Wednesday, 19 December 2018; 10:00-11:00 am EST
There are many steps between producing and using data for policy making and more effective governance. Most of the efforts to increase data use, historically, has been placed in opening more datasets without thought to how people measure the uptake and use of such datasets. This focus is beginning to shift with the Publish with Purpose movement and with research from Development Gateway, AidData, Open Data Watch, PARIS21, and others. The aim is to shift the focus away from promoting the importance of data use and towards taking action to measure and understand it.
This webinar will bring together speakers to discuss methods for measuring data use; efforts to increase the capacity of producers to understand users’ needs on one end of the data value chain and policy makers and citizens to use the data on the other end; and what we can learn from current initiatives focusing on measuring data use. It is important for audience members of this webinar to think critically about how the methods presented are not only intended to be programmed into statistical capacity building initiatives for national statistical offices or other data producers but how a user-centric strategy can be implemented to better understand how their own data, whether it is new research or reports, can be used.
The goal of this webinar is to connect the dots between data production and data impact by highlighting lessons learned from recent research, strategies for increasing the use of data for decision making, and good practices on understanding and measuring use.
Questions to be addressed
- Why measuring data use is important? What is needed to better understand data use to improve data quality and trust in data?
- What are some of quick wins that countries could take advantage of to better monitor and hopefully increase data use? What are good practices and methods for measuring data use?
- How can different actors within the data for development ecosystem create an enabling environment to increase data use?
- How do policy makers access and use data for decision making? What are important case studies that demonstrate how to increase and encourage data use?
- How do we build data use into the processes, principles, and data quality assessments that guide the production side of data?
- What organizations or projects are working to understand and improve data use? What are the important resources they have assembled?
- Eric Swanson, Open Data Watch
- Tanya Sethi, AidData
- Muchiri Nyaggah, Local Development Research Institute (LDRI)
- Shaida Badiee, Open Data Watch (moderator)
Video – Connecting the Dots – Webinar 2
Following Webinar 2, participants had a few questions that are addressed below:
Q: We would like to know what were the criteria for evaluation. Do the data used in evaluating the level of coverage and use only consider NSO data or also data from other Algerian institutions mentioned in the spreadsheet?
A: (from Eric Swanson) – The Open Data Inventory (ODIN) assesses data found on the NSO website (http://www.ons.dz) or linked to the website. Therefore, data from other Algerian government agencies are included if they can be found by starting from the NSO website. ODIN assess the coverage of data in 21 statistical categories by looking at the availability of specific, “sentinel” indicators and their disaggregations. It assesses the openness of the same indicators using the criteria of the Open Definition 2.0: data should be freely available in non-proprietary, machine readable formats and accompanied by suitable metadata. Users should have options for downloading some or all of a dataset and the use of the data should be licensed under a Creative Common Public Domain (CC0) or by Attribution (CC-BY) license. More information on the ODIN methodology is available here.

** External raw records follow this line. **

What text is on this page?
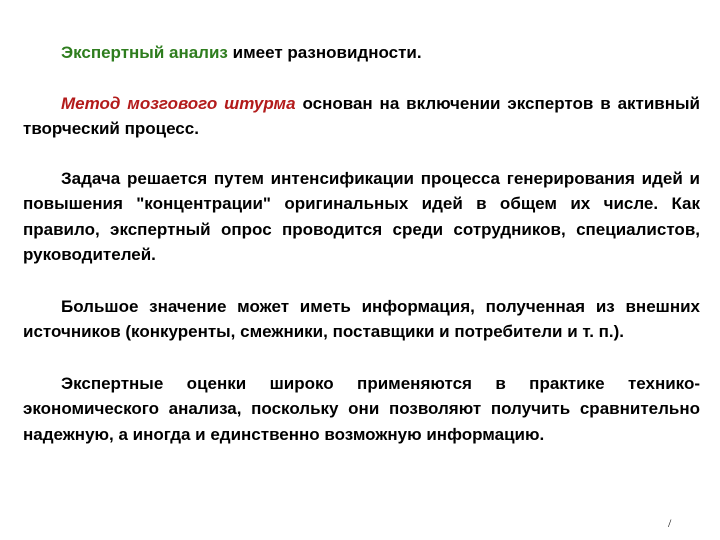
Экспертный анализ имеет разновидности.

Метод мозгового штурма основан на включении экспертов в активный творческий процесс.

Задача решается путем интенсификации процесса генерирования идей и повышения "концентрации" оригинальных идей в общем их числе. Как правило, экспертный опрос проводится среди сотрудников, специалистов, руководителей.

Большое значение может иметь информация, полученная из внешних источников (конкуренты, смежники, поставщики и потребители и т. п.).

Экспертные оценки широко применяются в практике технико-экономического анализа, поскольку они позволяют получить сравнительно надежную, а иногда и единственно возможную информацию.

/
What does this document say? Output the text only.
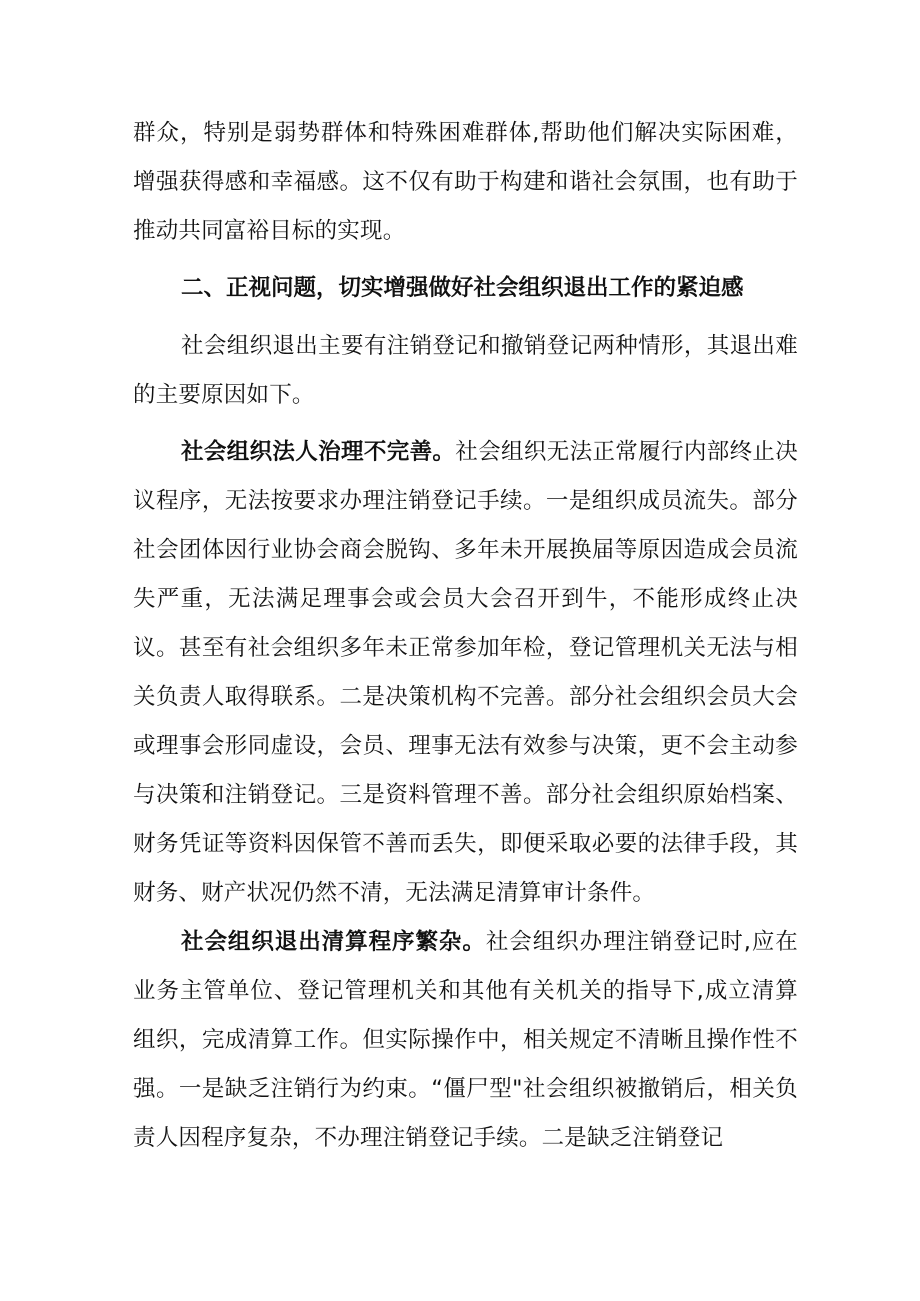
群众，特别是弱势群体和特殊困难群体,帮助他们解决实际困难，增强获得感和幸福感。这不仅有助于构建和谐社会氛围，也有助于推动共同富裕目标的实现。

二、正视问题，切实增强做好社会组织退出工作的紧迫感

社会组织退出主要有注销登记和撤销登记两种情形，其退出难的主要原因如下。

社会组织法人治理不完善。社会组织无法正常履行内部终止决议程序，无法按要求办理注销登记手续。一是组织成员流失。部分社会团体因行业协会商会脱钩、多年未开展换届等原因造成会员流失严重，无法满足理事会或会员大会召开到牛，不能形成终止决议。甚至有社会组织多年未正常参加年检，登记管理机关无法与相关负责人取得联系。二是决策机构不完善。部分社会组织会员大会或理事会形同虚设，会员、理事无法有效参与决策，更不会主动参与决策和注销登记。三是资料管理不善。部分社会组织原始档案、财务凭证等资料因保管不善而丢失，即便采取必要的法律手段，其财务、财产状况仍然不清，无法满足清算审计条件。

社会组织退出清算程序繁杂。社会组织办理注销登记时,应在业务主管单位、登记管理机关和其他有关机关的指导下,成立清算组织，完成清算工作。但实际操作中，相关规定不清晰且操作性不强。一是缺乏注销行为约束。“僵尸型"社会组织被撤销后，相关负责人因程序复杂，不办理注销登记手续。二是缺乏注销登记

Q: The SDGs approval promotes and active role of civil society and academia. According with our last “poll”, the Government Agencies and NSO should be leading an effort to increase data literacy and the use of data. How Civil Society and NGOs could support NSOs and Agencies to achieve that?
A: (from Eric Swanson) – Civil society and non-governmental organizations can support efforts to increase data literacy by demonstrating the appropriate use of statistics in their reports and advocacy documents. They could also work with the NSO and other national statistical agencies to increase the openness and availability of official statistics.
A: (from Tanya Sethi) – NGOs and civil society should be prolific users of NSO-produced data and highlight gaps in these datasets to put pressure on NSOs and the government to improve the timeliness and accuracy of these datasets. For this, they should work with other NGOs, as putting forward demands as a coalition is likely to have a greater impact than going it alone. Since civil society collects a lot of very useful and local/disaggregated data, they can work with local and national governments to see how this “unofficial” data can fill some of the gaps that exist in official data sources.
Q: What are some examples of ways data producers like NSOs should change their behavior from analytics or other information about their users (from analytics or other sources)?
A: (from Eric Swanson) – Here are a couple of suggestions: 1) Use surveys or other forms of user feedback to identify data that users want but cannot find; 2) Monitor patterns of page visits to gauge user response to new releases or to changes in the presentation of data on their websites and reward successful innovations by agency staff.
A: (from Tanya Sethi) – Note that “users” itself is a very broad term, and NSOs will need to think about which users — users in the government, users in CSOs/NGOs, users in donor organizations etc. Once they identify the group of users NSOs whose views they would most like to know, they could use web analytics or user surveys to (a) determine exactly what datasets these users want and (b) what barriers they face with respect to accessing and using that data (e.g., is the relevant documentation missing or insufficient? is the dataset available to download?) They should then use these insights to make the desired improvements thereby increasing the value of that data.